Je suis assez d'accord a priori, mais donne-nous donc un exemple, ce sera plus simple.


----------



## david314

Good morning my delightful cabbages! I am reopening this thread & here is my case: "As a learning aid, it is very helpful to watch French T.V. with French subtitles. However, the subtitles _must_ match the spoken words precisely. If, for instance, the spoken phrase were 'je m'en fiche', yet the subtitle reads 'ca m'est egal' -this inconsistency would *defeat the purpose* (of the exercie)."

Could it be something like: _Ce désaccord anullerait le valeur de l'exercice? _

Merci d'avance __


----------



## Moon Palace

hello David 
I would say 'cette divergence / ce décalage rendrait l'exercice vain'
I believe that indeed, rather than point to the goal, we would think of the exercice before it even started. 
Since, if it is bound not to work, why should there even be a purpose in the first place?


----------



## david314

Thank you very much, Moon Palace.


----------



## phynaert

un peu plus éloigné : _rendre (l'exercice) caduc_ ?


----------



## nouvellerin

Can someone please use their examples of translations of "defeat the purpose" in a complete sentence? I see the solutions, but I don't see how they are used or fit into spoken speech. I'm trying to tell my French roommate that if we throw out our glass/plastic/paper (rather than lug it to the receptacles) it would *defeat the purpose* of sorting the recycling in the first place.


----------



## phynaert

nouvellerin said:


> if we throw out our glass/plastic/paper (rather than lug it to the receptacles) it would *defeat the purpose* of sorting the recycling in the first place.



Proposition :
_Si nous jetons notre verre/plastique/papier (plutôt que de le trimbaler jusqu'aux containers), cela rend totalement inutile le tri sélectif.
_


----------



## Wordwolf

What about : "cela va à l'encontre du but recherché" ?


----------



## Moon Palace

Wordwolf said:


> What about : "cela va à l'encontre du but recherché" ?
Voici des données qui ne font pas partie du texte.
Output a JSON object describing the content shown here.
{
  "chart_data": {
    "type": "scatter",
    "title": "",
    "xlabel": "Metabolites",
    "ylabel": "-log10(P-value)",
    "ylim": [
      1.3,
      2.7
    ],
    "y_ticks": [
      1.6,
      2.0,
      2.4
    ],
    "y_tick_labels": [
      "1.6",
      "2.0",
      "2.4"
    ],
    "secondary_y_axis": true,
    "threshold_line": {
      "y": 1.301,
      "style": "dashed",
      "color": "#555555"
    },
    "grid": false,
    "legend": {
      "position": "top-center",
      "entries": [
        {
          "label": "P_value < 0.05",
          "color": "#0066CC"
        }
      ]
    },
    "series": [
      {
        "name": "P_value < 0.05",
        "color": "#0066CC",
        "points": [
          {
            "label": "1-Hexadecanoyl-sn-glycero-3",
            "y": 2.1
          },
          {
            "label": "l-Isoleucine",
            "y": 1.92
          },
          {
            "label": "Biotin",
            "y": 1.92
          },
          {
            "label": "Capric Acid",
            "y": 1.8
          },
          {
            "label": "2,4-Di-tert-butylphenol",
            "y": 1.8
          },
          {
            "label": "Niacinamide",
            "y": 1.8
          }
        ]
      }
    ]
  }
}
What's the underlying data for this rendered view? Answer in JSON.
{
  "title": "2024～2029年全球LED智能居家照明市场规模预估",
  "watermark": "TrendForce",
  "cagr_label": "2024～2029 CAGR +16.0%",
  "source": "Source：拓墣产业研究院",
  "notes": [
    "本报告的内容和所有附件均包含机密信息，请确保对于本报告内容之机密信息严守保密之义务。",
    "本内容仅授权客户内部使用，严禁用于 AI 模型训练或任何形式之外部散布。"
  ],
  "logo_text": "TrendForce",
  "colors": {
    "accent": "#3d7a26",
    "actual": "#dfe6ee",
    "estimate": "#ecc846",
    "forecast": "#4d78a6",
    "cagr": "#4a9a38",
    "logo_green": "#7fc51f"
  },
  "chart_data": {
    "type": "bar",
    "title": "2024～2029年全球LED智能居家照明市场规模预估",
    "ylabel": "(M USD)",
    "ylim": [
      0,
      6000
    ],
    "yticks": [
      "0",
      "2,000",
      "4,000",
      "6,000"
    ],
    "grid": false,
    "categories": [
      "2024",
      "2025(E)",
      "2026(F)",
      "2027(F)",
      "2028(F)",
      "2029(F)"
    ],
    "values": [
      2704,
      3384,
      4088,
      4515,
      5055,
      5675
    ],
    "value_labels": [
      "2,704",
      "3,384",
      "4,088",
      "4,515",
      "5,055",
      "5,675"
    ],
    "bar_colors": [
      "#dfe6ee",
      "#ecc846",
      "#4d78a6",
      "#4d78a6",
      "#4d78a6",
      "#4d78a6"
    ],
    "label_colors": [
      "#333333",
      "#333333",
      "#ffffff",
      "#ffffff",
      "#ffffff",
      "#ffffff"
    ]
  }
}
Welcome to the forum, Wordwolf !

En fait, plus je réfléchis, moins je trouve que 'aller à l'encontre du but recherché' convient pour _defeat the purpose_. _Defeat the purpose_, c'est annihiler les effets; mais pas forcément faire le contraire. Or _aller à l'encontre_, c'est vraiment se trouver dans la situation inverse à celle espérée.


----------



## Argyll

D'accord avec Wordwolf : il m'est arrivé de traduire par 'c'est contre-productif'.


----------



## Wordwolf

Thanks Moon Palace!

En fait c'est vrai que ce n'est pas exactement la même chose. 

Mais je vois les choses comme suit : si on fait une action, mettons deux pas dans un sens pour éviter un truc qui va nous tomber dessus, et qu'ensuite la chose qui nous tombe dessus est déviée par quelqu'un et se dirige toujours droit sur nous, ce quelqu'un à fait quelque chose qui "defeat the purpose" de ces deux pas. Ce qui va à l'encontre du but recherché, ou dans un contexte et une formulation qui relève plus du monde de l'entreprise, et comme dit Argyll, ce qui est contre-productif.

Il y a pourtant une notion de "retour à la case départ", de "l'annulation des effets", et de "ça ne sert à rien" dans "defeat the purpose", mais j'ai l'impression que c'est une de ces nombreuses nuances qui sont, comme diraient nos amis anglophones (et les américains aussi), "lost in translation".

Il est vrai que "aller à l'encontre" est plus fort que "defeat the purpose", mais je pense que dans certains cas ça peut marcher sans problème.


----------



## Moon Palace

En fait, je n'étais pas tout à fait sûre de moi, mais c'est dans la phrase avec le tri sélectif que je pensais que quelque chose clochait:
_jeter les bouteilles va à l'encontre du but recherché... par le tri sélectif? (_c'est un peu maladroit je trouve). 
_Jeter les bouteilles est contre-productif_ ne renseigne pas sur l'idée de tri sélectif. 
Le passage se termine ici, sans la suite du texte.